Through the ethical potential of invocatory gestures found in lyric poems, this inquiry considers the historical material conjunctures at moments of their recording and projection. It takes an openness and receptivity to be central values of that which the lyric documents and generates. This project seeks to answer the invitation by reaching back towards the 1920s. The chapters hinge on Russian, Soviet readers and spectators, whose viewing practices actualize Weimar Germany and 19th century America. As the poet-spectators sought to translate their experience of watching a film into a poem or a poem into a film, they worked across languages, media, and national contexts, in what are also acts of adaptation.
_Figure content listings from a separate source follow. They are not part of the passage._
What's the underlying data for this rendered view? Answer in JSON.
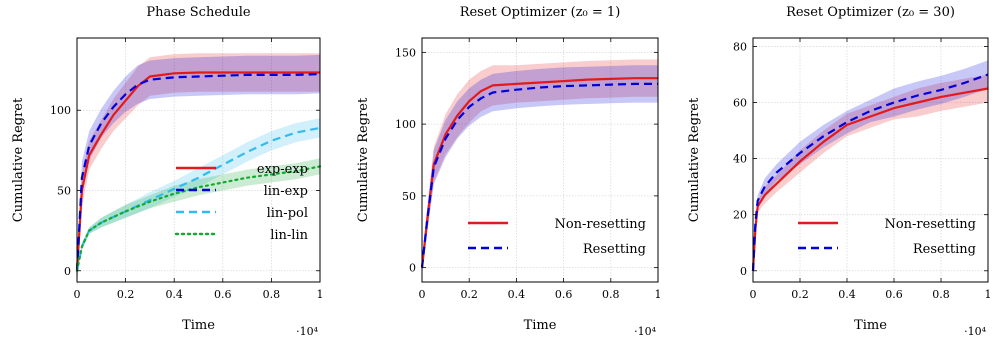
{
  "chart_data": [
    {
      "type": "line",
      "title": "Phase Schedule",
      "xlabel": "Time",
      "ylabel": "Cumulative Regret",
      "x_multiplier": "·10⁴",
      "xlim": [
        0,
        1
      ],
      "ylim": [
        -7,
        145
      ],
      "xticks": [
        "0",
        "0.2",
        "0.4",
        "0.6",
        "0.8",
        "1"
      ],
      "yticks": [
        0,
        50,
        100
      ],
      "grid": true,
      "legend_position": "bottom-right",
      "series": [
        {
          "name": "exp-exp",
          "color": "#e31a1c",
          "dash": "solid",
          "x": [
            0,
            0.02,
            0.05,
            0.1,
            0.15,
            0.2,
            0.25,
            0.3,
            0.4,
            0.5,
            0.6,
            0.7,
            0.8,
            0.9,
            1.0
          ],
          "y": [
            0,
            50,
            72,
            85,
            97,
            106,
            115,
            121,
            123,
            123.5,
            123.5,
            123.5,
            123.5,
            123.5,
            123.5
          ],
          "band": [
            10,
            10,
            9,
            9,
            10,
            11,
            12,
            12,
            12,
            12,
            12,
            12,
            12,
            12,
            12
          ]
        },
        {
          "name": "lin-exp",
          "color": "#0000dd",
          "dash": "dash",
          "x": [
            0,
            0.02,
            0.05,
            0.1,
            0.15,
            0.2,
            0.25,
            0.3,
            0.4,
            0.5,
            0.6,
            0.7,
            0.8,
            0.9,
            1.0
          ],
          "y": [
            0,
            58,
            78,
            92,
            102,
            110,
            116,
            119,
            120.5,
            121,
            121.5,
            122,
            122,
            122,
            122.5
          ],
          "band": [
            10,
            10,
            9,
            9,
            10,
            11,
            12,
            12,
            12,
            12,
            12,
            12,
            12,
            12,
            12
          ]
        },
        {
          "name": "lin-pol",
          "color": "#33bbee",
          "dash": "dash",
          "x": [
            0,
            0.02,
            0.05,
            0.1,
            0.2,
            0.3,
            0.4,
            0.5,
            0.6,
            0.7,
            0.8,
            0.9,
            1.0
          ],
          "y": [
            0,
            15,
            25,
            30,
            37,
            44,
            51,
            58,
            66,
            74,
            81,
            86,
            89
          ],
          "band": [
            2,
            2,
            2,
            3,
            4,
            5,
            5,
            6,
            6,
            6,
            6,
            6,
            6
          ]
        },
        {
          "name": "lin-lin",
          "color": "#11aa33",
          "dash": "dot",
          "x": [
            0,
            0.02,
            0.05,
            0.1,
            0.2,
            0.3,
            0.4,
            0.5,
            0.6,
            0.7,
            0.8,
            0.9,
            1.0
          ],
          "y": [
            0,
            15,
            25,
            30,
            37,
            43,
            48,
            52,
            55,
            58,
            60,
            62,
            65
          ],
          "band": [
            2,
            2,
            2,
            3,
            4,
            4,
            5,
            5,
            5,
            5,
            5,
            5,
            5
          ]
        }
      ]
    },
    {
      "type": "line",
      "title": "Reset Optimizer (z₀ = 1)",
      "xlabel": "Time",
      "ylabel": "Cumulative Regret",
      "x_multiplier": "·10⁴",
      "xlim": [
        0,
        1
      ],
      "ylim": [
        -10,
        160
      ],
      "xticks": [
        "0",
        "0.2",
        "0.4",
        "0.6",
        "0.8",
        "1"
      ],
      "yticks": [
        0,
        50,
        100,
        150
      ],
      "grid": true,
      "legend_position": "bottom-right",
      "series": [
        {
          "name": "Non-resetting",
          "color": "#e31a1c",
          "dash": "solid",
          "x": [
            0,
            0.02,
            0.05,
            0.1,
            0.15,
            0.2,
            0.25,
            0.3,
            0.4,
            0.5,
            0.6,
            0.7,
            0.8,
            0.9,
            1.0
          ],
          "y": [
            0,
            30,
            72,
            93,
            106,
            116,
            123,
            127,
            128,
            129,
            130,
            131,
            131.5,
            132,
            132
          ],
          "band": [
            5,
            8,
            12,
            14,
            15,
            15,
            14,
            14,
            13,
            13,
            13,
            13,
            13,
            13,
            13
          ]
        },
        {
          "name": "Resetting",
          "color": "#0000dd",
          "dash": "dash",
          "x": [
            0,
            0.02,
            0.05,
            0.1,
            0.15,
            0.2,
            0.25,
            0.3,
            0.4,
            0.5,
            0.6,
            0.7,
            0.8,
            0.9,
            1.0
          ],
          "y": [
            0,
            30,
            70,
            90,
            103,
            112,
            118,
            122,
            124,
            125.5,
            126.5,
            127,
            127.5,
            128,
            128
          ],
          "band": [
            5,
            8,
            12,
            13,
            13,
            13,
            13,
            13,
            13,
            13,
            13,
            13,
            13,
            13,
            13
          ]
        }
      ]
    },
    {
      "type": "line",
      "title": "Reset Optimizer (z₀ = 30)",
      "xlabel": "Time",
      "ylabel": "Cumulative Regret",
      "x_multiplier": "·10⁴",
      "xlim": [
        0,
        1
      ],
      "ylim": [
        -4,
        83
      ],
      "xticks": [
        "0",
        "0.2",
        "0.4",
        "0.6",
        "0.8",
        "1"
      ],
      "yticks": [
        0,
        20,
        40,
        60,
        80
      ],
      "grid": true,
      "legend_position": "bottom-right",
      "series": [
        {
          "name": "Non-resetting",
          "color": "#e31a1c",
          "dash": "solid",
          "x": [
            0,
            0.01,
            0.02,
            0.05,
            0.1,
            0.2,
            0.3,
            0.4,
            0.5,
            0.6,
            0.7,
            0.8,
            0.9,
            1.0
          ],
          "y": [
            0,
            15,
            23,
            27,
            31,
            39,
            46,
            52,
            55,
            58,
            60,
            62,
            63.5,
            65
          ],
          "band": [
            1,
            2,
            2,
            3,
            3,
            4,
            4,
            4,
            4,
            4,
            5,
            5,
            5,
            5
          ]
        },
        {
          "name": "Resetting",
          "color": "#0000dd",
          "dash": "dash",
          "x": [
            0,
            0.01,
            0.02,
            0.05,
            0.1,
            0.2,
            0.3,
            0.4,
            0.5,
            0.6,
            0.7,
            0.8,
            0.9,
            1.0
          ],
          "y": [
            0,
            17,
            25,
            30,
            35,
            42,
            48,
            53,
            57,
            60,
            62.5,
            64.5,
            67,
            70
          ],
          "band": [
            1,
            2,
            2,
            3,
            3,
            4,
            4,
            4,
            4,
            5,
            5,
            5,
            5,
            5
          ]
        }
      ]
    }
  ]
}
These new works crucially retain “lyric gestures” of address in their contingency upon their immediate environments, enlarging our awareness of immanent existential circumstances.
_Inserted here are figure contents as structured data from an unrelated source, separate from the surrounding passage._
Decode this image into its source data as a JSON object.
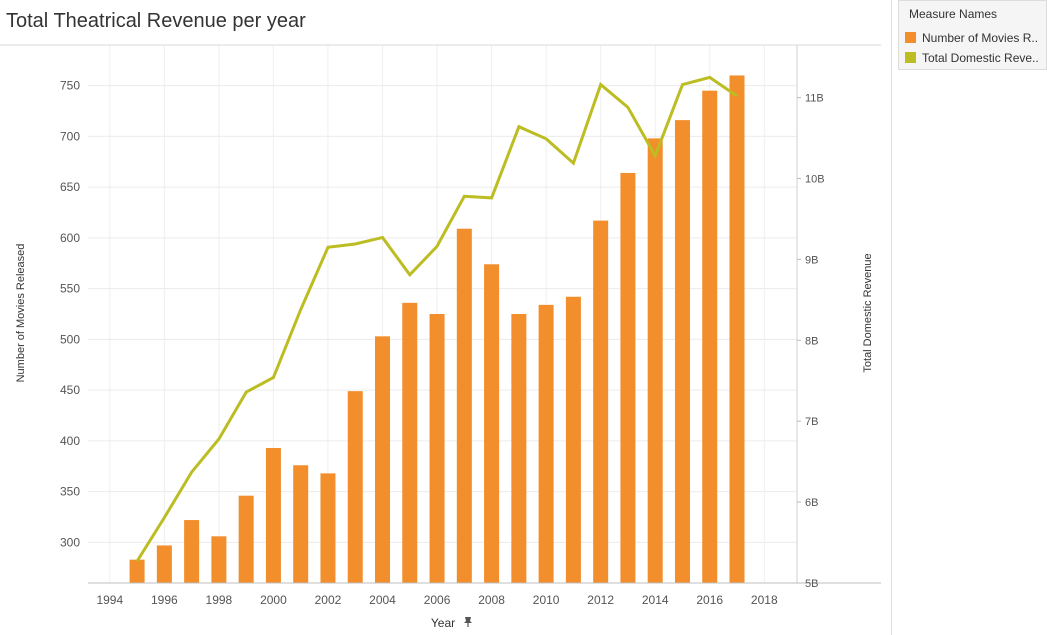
{
  "title": "Total Theatrical Revenue per year",
  "legend": {
    "title": "Measure Names",
    "items": [
      {
        "label": "Number of Movies R..",
        "color": "#f28e2b"
      },
      {
        "label": "Total  Domestic Reve..",
        "color": "#bcbd22"
      }
    ]
  },
  "chart_data": {
    "type": "bar",
    "xlabel": "Year",
    "ylabel": "Number of Movies Released",
    "ylabel_right": "Total  Domestic Revenue",
    "x_ticks": [
      "1994",
      "1996",
      "1998",
      "2000",
      "2002",
      "2004",
      "2006",
      "2008",
      "2010",
      "2012",
      "2014",
      "2016",
      "2018"
    ],
    "y_ticks": [
      "300",
      "350",
      "400",
      "450",
      "500",
      "550",
      "600",
      "650",
      "700",
      "750"
    ],
    "y2_ticks": [
      "5B",
      "6B",
      "7B",
      "8B",
      "9B",
      "10B",
      "11B"
    ],
    "ylim": [
      260,
      790
    ],
    "y2lim": [
      5.0,
      11.65
    ],
    "grid": true,
    "legend_position": "right",
    "years": [
      1995,
      1996,
      1997,
      1998,
      1999,
      2000,
      2001,
      2002,
      2003,
      2004,
      2005,
      2006,
      2007,
      2008,
      2009,
      2010,
      2011,
      2012,
      2013,
      2014,
      2015,
      2016,
      2017
    ],
    "series": [
      {
        "name": "Number of Movies R..",
        "type": "bar",
        "color": "#f28e2b",
        "values": [
          283,
          297,
          322,
          306,
          346,
          393,
          376,
          368,
          449,
          503,
          536,
          525,
          609,
          574,
          525,
          534,
          542,
          617,
          664,
          698,
          716,
          745,
          760
        ]
      },
      {
        "name": "Total  Domestic Reve..",
        "type": "line",
        "axis": "right",
        "color": "#bcbd22",
        "values": [
          5.27,
          5.81,
          6.37,
          6.78,
          7.36,
          7.54,
          8.38,
          9.15,
          9.19,
          9.27,
          8.81,
          9.16,
          9.78,
          9.76,
          10.64,
          10.49,
          10.19,
          11.16,
          10.88,
          10.28,
          11.16,
          11.25,
          11.02
        ]
      }
    ]
  }
}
The resulting effects of this lyric mode in film, I argue, are the construction of a 1) collective interiority – by which I mean, a general atmosphere and tone of longing, quite often elegiac, and 2) an aspectual reflection – a play with rhyme and puns that stand in for points of contact and points of departure between the presence of the image and the absence of words, between the natural world of poetic cycles and structures and the artificial human one of narrative and history.
Poetry, which addresses things, allows us to imagine something other than an “ideal spectator,” interpellated spectator. The address of an object can be an opening for people without the status of the human whether within or because outside of a particular social, cultural, or ideological system of values. It is humanizing because it recognizes speech that is not necessarily usually recognized as “human” within human speech. When objects are animated by intention (cathexis of desire and longing not personified, anthropomorphized), even the commodity becomes particular rather than something with exchange value. The stage of exchange value creates this for the commodity while pointing to the frame in order to change it from situation to circumstance, which the lyric does best. Thinking of a film as a set of objects (even the actors are objects in Brecht’s epic theater) allows for crystallizations and for holding configurations. Sometimes faces hold whole configurations. However, by the last chapter, disfiguration becomes a resistant gesture. The hand over the face.